The overflow allows an attacker to overwrite adjacent stack memory. Depending on the targeted memory region, the impact ranges from process crashes to controlled modification of in-memory state. The QNAP advisory describes the outcome as memory modification or process termination.
Exploitation requires user interaction, such as a victim visiting a crafted link or initiating a specific action in File Station. No prior authentication is required against the vulnerable endpoint.
Root Cause
The root cause is missing or insufficient bounds checking when copying network-supplied data into a stack-allocated buffer inside File Station 5. Functions performing this copy do not validate input length against the destination size, enabling out-of-bounds writes on the stack.
Attack Vector
The attack vector is network-based. An attacker delivers a crafted request to File Station 5 and induces an authenticated or interacting user to trigger the vulnerable code path. Successful exploitation results in memory corruption inside the File Station process, which may cause crashes or alter execution state. Public proof-of-concept code is not available, and exploitation in the wild has not been reported.
No verified exploitation code is publicly available. Refer to the QNAP Security Advisory QSA-26-27 for vendor-supplied technical details.
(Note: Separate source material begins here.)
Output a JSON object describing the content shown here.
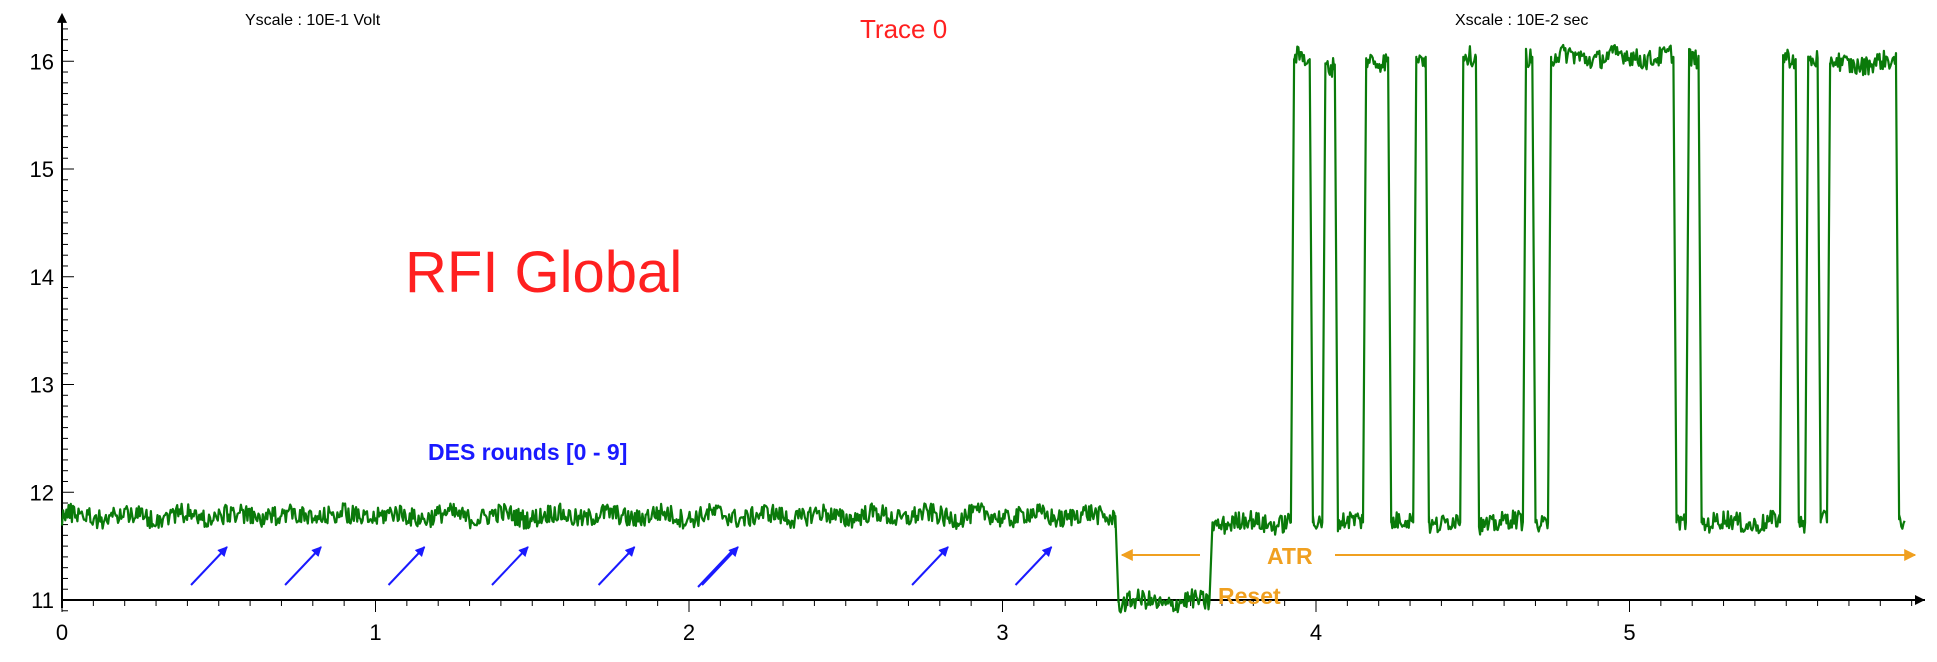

Detection Methods for CVE-2026-26241
Indicators of Compromise
- Unexpected crashes or restarts of the File Station 5 service on QNAP NAS appliances
- Anomalous HTTP or HTTPS requests targeting File Station endpoints with oversized parameters or headers
- File Station log entries showing malformed requests immediately preceding service termination
Detection Strategies
- Inspect QNAP system logs and File Station application logs for repeated abnormal terminations and segmentation faults
- Monitor web access logs for requests containing unusually long input fields directed at File Station URLs
- Use network intrusion detection signatures that flag oversized payloads against QNAP management interfaces
Monitoring Recommendations
- Forward QNAP syslog output to a centralized logging platform for correlation and retention
- Track File Station 5 version strings across the fleet to identify devices still running builds prior to 5.5.6.5243
- Alert on outbound connections originating from QNAP devices following File Station crashes, which may indicate post-exploitation activity
How to Mitigate CVE-2026-26241
Immediate Actions Required
- Upgrade File Station 5 to version 5.5.6.5243 or later on all QNAP NAS devices
- Restrict access to QNAP management and File Station interfaces to trusted internal networks only
- Disable remote File Station access from the public internet until patches are applied
Patch Information
QNAP has released a fixed build. Install File Station 5 version 5.5.6.5243 or later through the QNAP App Center or QTS update mechanism. Full vendor guidance is documented in the QNAP Security Advisory QSA-26-27.
Workarounds
- Place QNAP devices behind a VPN and block direct internet exposure of File Station endpoints
- Apply firewall rules restricting File Station access to specific administrator source addresses
- Disable File Station 5 entirely on devices that do not require its functionality until patching is complete
# Example: restrict File Station access at the network perimeter
# Allow only trusted management subnet to reach QNAP File Station port
iptables -A INPUT -p tcp --dport 8080 -s 10.0.0.0/24 -j ACCEPT
iptables -A INPUT -p tcp --dport 8080 -j DROP
Disclaimer: This content was generated using AI. While we strive for accuracy, please verify critical information with official sources.